使用生物正交可调水凝胶平台对声带固有层的成熟进行建模。

Modeling the Maturation of the Vocal Fold Lamina Propria Using a Bioorthogonally Tunable Hydrogel Platform.

机构信息

Department of Materials Science and Engineering, University of Delaware, Newark, DE, 19716, USA.

Department of Biomedical Engineering, University of Delaware, Newark, DE, 19716, USA.

出版信息

Adv Healthc Mater. 2023 Nov;12(29):e2301701. doi: 10.1002/adhm.202301701. Epub 2023 Aug 13.

DOI:10.1002/adhm.202301701

PMID:37530909

原文链接:https://pmc.ncbi.nlm.nih.gov/articles/PMC10834846/

Abstract

Toward the goal of establishing an engineered model of the vocal fold lamina propria (LP), mesenchymal stem cells (MSCs) are encapsulated in hyaluronic acid (HA)-based hydrogels employing tetrazine ligation with strained alkenes. To mimic matrix stiffening during LP maturation, diffusion-controlled interfacial bioorthogonal crosslinking is carried out on the soft cellular construct using HA modified with a ferocious dienophile, trans-cyclooctene (TCO).
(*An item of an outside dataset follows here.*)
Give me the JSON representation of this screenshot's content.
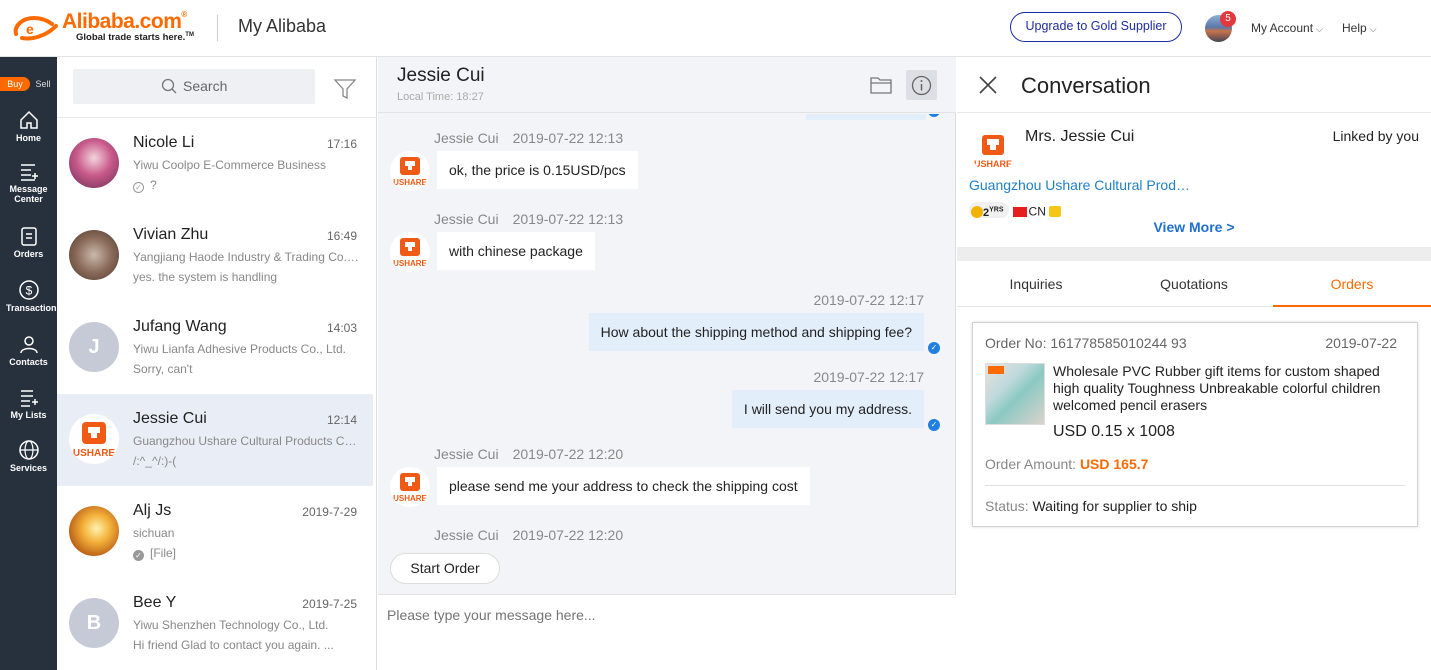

Cultures are maintained in MSC growth media for 14 days to afford a model of a newborn LP that is homogeneously soft (nLP), a homogeneously stiffened construct zero (sLP0) or 7 days (sLP7) post cell encapsulation, and a mature LP model (mLP) with a stiff top layer and a soft bottom layer. Installation of additional HA crosslinks restricts cell spreading. Compared to the nLP controls, sLP7 conditions upregulate the expression of fibrous matrix proteins (Col I, DCN, and FN EDA), classic fibroblastic markers (TNC, FAP, and FSP1), and matrix remodeling enzymes (MMP2, TIMP1, and HAS3). Day 7 stiffening also upregulates the catabolic activities, enhances ECM turnover, and promotes YAP expression. Overall, in situ delayed matrix stiffening promotes a fibroblast transition from MSCs and enhances YAP-regulated mechanosensing.

摘要

为了建立声带固有层的工程模型的目标，间充质干细胞（MSCs）被包裹在透明质酸（HA）为基础的水凝胶中，采用四嗪连接应变烯。为了模拟 LP 成熟过程中的基质变硬，使用带有凶猛二烯体反式环辛烯（TCO）的 HA 对柔软的细胞构建体进行扩散控制的界面生物正交交联。将培养物在 MSC 生长培养基中维持 14 天，以提供均质柔软的模型（新生儿 LP，nLP）、均质变硬的构建体零（sLP0）或细胞包封后 7 天（sLP7）以及具有硬顶层和软底层的成熟 LP 模型（mLP）。安装额外的 HA 交联会限制细胞扩散。与 nLP 对照相比，sLP7 条件上调纤维基质蛋白（Col I、DCN 和 FN EDA）、经典成纤维细胞标志物（TNC、FAP 和 FSP1）和基质重塑酶（MMP2、TIMP1 和 HAS3）的表达。第 7 天的变硬还上调了分解代谢活性，增强了 ECM 周转，并促进了 YAP 的表达。总的来说，原位延迟基质变硬促进了成纤维细胞从 MSCs 的转变，并增强了 YAP 调节的机械感觉。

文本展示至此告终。